Bocah manis anak pasangan Rudianto Simanjorang dan Henny Silalahi ini menutup mata di Rumah Sakit Mitra Keluarga Kalideres, Jakarta, pada Minggu dini hari, 10 September 2017. Debora mengembuskan napas terakhirnya setelah kondisi kesehatannya terus memburuk sejak dini hari itu dan puncaknya saat pagi menjelang siang.
Manajemen rumah sakit menyatakan bahwa tim medis telah berupaya optimal menyelamatkan Debora, yang disebut lahir prematur serta memiliki riwayat penyakit jantung bawaan dan keadaan gizi kurang baik. Tetapi ayah dan ibunya tak menerima begitu saja pembelaan manajemen rumah sakit. Soalnya mereka menganggap tim medis tak memberikan tindakan maksimal gara-gara perkara uang muka biaya perawatan.
Selanjutnya...
Bayar kalau mau selamat
Rumah Sakit Mitra Keluarga Kalideres, melalui siaran pers yang dipublikasikan di laman Mitrakeluarga.com, mengklaim sebenarnya sudah berupaya menolong Debora yang terserang flu dan batuk selama seminggu sebelumnya.
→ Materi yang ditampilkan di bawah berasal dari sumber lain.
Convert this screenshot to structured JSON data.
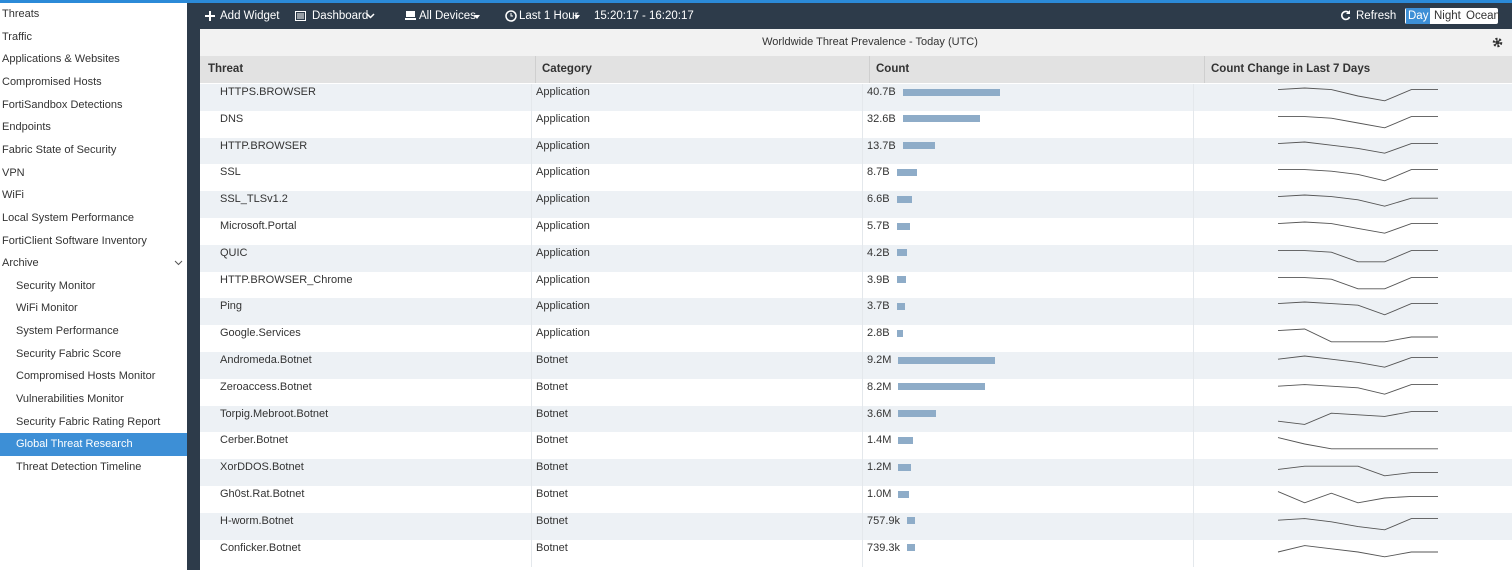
{
  "sidebar": {
    "items": [
      "Threats",
      "Traffic",
      "Applications & Websites",
      "Compromised Hosts",
      "FortiSandbox Detections",
      "Endpoints",
      "Fabric State of Security",
      "VPN",
      "WiFi",
      "Local System Performance",
      "FortiClient Software Inventory"
    ],
    "archive": {
      "label": "Archive",
      "items": [
        "Security Monitor",
        "WiFi Monitor",
        "System Performance",
        "Security Fabric Score",
        "Compromised Hosts Monitor",
        "Vulnerabilities Monitor",
        "Security Fabric Rating Report",
        "Global Threat Research",
        "Threat Detection Timeline"
      ],
      "selected": 7
    }
  },
  "toolbar": {
    "add_widget": "Add Widget",
    "dashboard": "Dashboard",
    "devices": "All Devices",
    "time_range": "Last 1 Hour",
    "time_span": "15:20:17 - 16:20:17",
    "refresh": "Refresh",
    "themes": [
      "Day",
      "Night",
      "Ocean"
    ],
    "theme_selected": 0
  },
  "widget": {
    "title": "Worldwide Threat Prevalence - Today (UTC)",
    "columns": [
      "Threat",
      "Category",
      "Count",
      "Count Change in Last 7 Days"
    ],
    "rows": [
      {
        "threat": "HTTPS.BROWSER",
        "category": "Application",
        "count": {
          "value": 40700000000,
          "label": "40.7B"
        },
        "trend": [
          9,
          10,
          9,
          5,
          2,
          9,
          9
        ]
      },
      {
        "threat": "DNS",
        "category": "Application",
        "count": {
          "value": 32600000000,
          "label": "32.6B"
        },
        "trend": [
          9,
          9,
          8,
          5,
          2,
          9,
          9
        ]
      },
      {
        "threat": "HTTP.BROWSER",
        "category": "Application",
        "count": {
          "value": 13700000000,
          "label": "13.7B"
        },
        "trend": [
          9,
          10,
          8,
          6,
          3,
          9,
          9
        ]
      },
      {
        "threat": "SSL",
        "category": "Application",
        "count": {
          "value": 8700000000,
          "label": "8.7B"
        },
        "trend": [
          9,
          9,
          8,
          6,
          2,
          9,
          9
        ]
      },
      {
        "threat": "SSL_TLSv1.2",
        "category": "Application",
        "count": {
          "value": 6600000000,
          "label": "6.6B"
        },
        "trend": [
          9,
          10,
          9,
          7,
          3,
          8,
          8
        ]
      },
      {
        "threat": "Microsoft.Portal",
        "category": "Application",
        "count": {
          "value": 5700000000,
          "label": "5.7B"
        },
        "trend": [
          9,
          10,
          9,
          6,
          3,
          9,
          9
        ]
      },
      {
        "threat": "QUIC",
        "category": "Application",
        "count": {
          "value": 4200000000,
          "label": "4.2B"
        },
        "trend": [
          9,
          9,
          8,
          2,
          2,
          9,
          9
        ]
      },
      {
        "threat": "HTTP.BROWSER_Chrome",
        "category": "Application",
        "count": {
          "value": 3900000000,
          "label": "3.9B"
        },
        "trend": [
          9,
          9,
          8,
          2,
          2,
          9,
          9
        ]
      },
      {
        "threat": "Ping",
        "category": "Application",
        "count": {
          "value": 3700000000,
          "label": "3.7B"
        },
        "trend": [
          9,
          10,
          9,
          8,
          2,
          9,
          9
        ]
      },
      {
        "threat": "Google.Services",
        "category": "Application",
        "count": {
          "value": 2800000000,
          "label": "2.8B"
        },
        "trend": [
          9,
          10,
          2,
          2,
          2,
          5,
          5
        ]
      },
      {
        "threat": "Andromeda.Botnet",
        "category": "Botnet",
        "count": {
          "value": 9200000,
          "label": "9.2M"
        },
        "trend": [
          8,
          10,
          8,
          6,
          3,
          9,
          9
        ]
      },
      {
        "threat": "Zeroaccess.Botnet",
        "category": "Botnet",
        "count": {
          "value": 8200000,
          "label": "8.2M"
        },
        "trend": [
          8,
          9,
          8,
          7,
          3,
          9,
          9
        ]
      },
      {
        "threat": "Torpig.Mebroot.Botnet",
        "category": "Botnet",
        "count": {
          "value": 3600000,
          "label": "3.6M"
        },
        "trend": [
          3,
          1,
          8,
          7,
          6,
          9,
          9
        ]
      },
      {
        "threat": "Cerber.Botnet",
        "category": "Botnet",
        "count": {
          "value": 1400000,
          "label": "1.4M"
        },
        "trend": [
          9,
          5,
          2,
          2,
          2,
          2,
          2
        ]
      },
      {
        "threat": "XorDDOS.Botnet",
        "category": "Botnet",
        "count": {
          "value": 1200000,
          "label": "1.2M"
        },
        "trend": [
          6,
          8,
          8,
          8,
          2,
          4,
          4
        ]
      },
      {
        "threat": "Gh0st.Rat.Botnet",
        "category": "Botnet",
        "count": {
          "value": 1000000,
          "label": "1.0M"
        },
        "trend": [
          9,
          2,
          8,
          2,
          5,
          6,
          6
        ]
      },
      {
        "threat": "H-worm.Botnet",
        "category": "Botnet",
        "count": {
          "value": 757900,
          "label": "757.9k"
        },
        "trend": [
          8,
          9,
          7,
          4,
          2,
          9,
          9
        ]
      },
      {
        "threat": "Conficker.Botnet",
        "category": "Botnet",
        "count": {
          "value": 739300,
          "label": "739.3k"
        },
        "trend": [
          5,
          9,
          7,
          5,
          2,
          5,
          5
        ]
      }
    ]
  }
}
Dalam keterangan tertulis itu, tim dokter telah melakukan tindakan, di antaranya penyedotan lendir, pemasangan selang ke lambung dan intubasi (pasang selang napas), bagging atau pemompaan oksigen dengan tangan melalui selang napas, infus, obat suntikan, dan diberikan pengencer dahak (nebulizer). Pemeriksaan laboratorium dan radiologi pun sudah.
Kondisi Debora tak membaik sehingga seorang dokter menyarankan dirawat di ruang pediatric intensive care unit (PICU). Ayah dan ibunya pasrah saja saran dokter, yang penting Debora selamat. Mereka menyetujui Debora dirawat di PICU. Masalahnya, untuk dirawat di fasilitas khusus itu ada biayanya, yaitu Rp19,8 juta--itu baru uang muka, bukan biaya keseluruhan.
Malang lagi karena orangtua Debora tak memiliki uang sebanyak itu. Mereka hanya punya lima juta rupiah, dan uang tunai yang baru ditarik dari mesin anjungan tunai mandiri itu langsung diserahkan kepada petugas administrasi. Memang masih kurang Rp14,8 juta tapi Rudianto dan Henny berjanji segera melunasinya, yang penting Debora dirawat dulu. Sayangnya uang lima juta itu ditolak.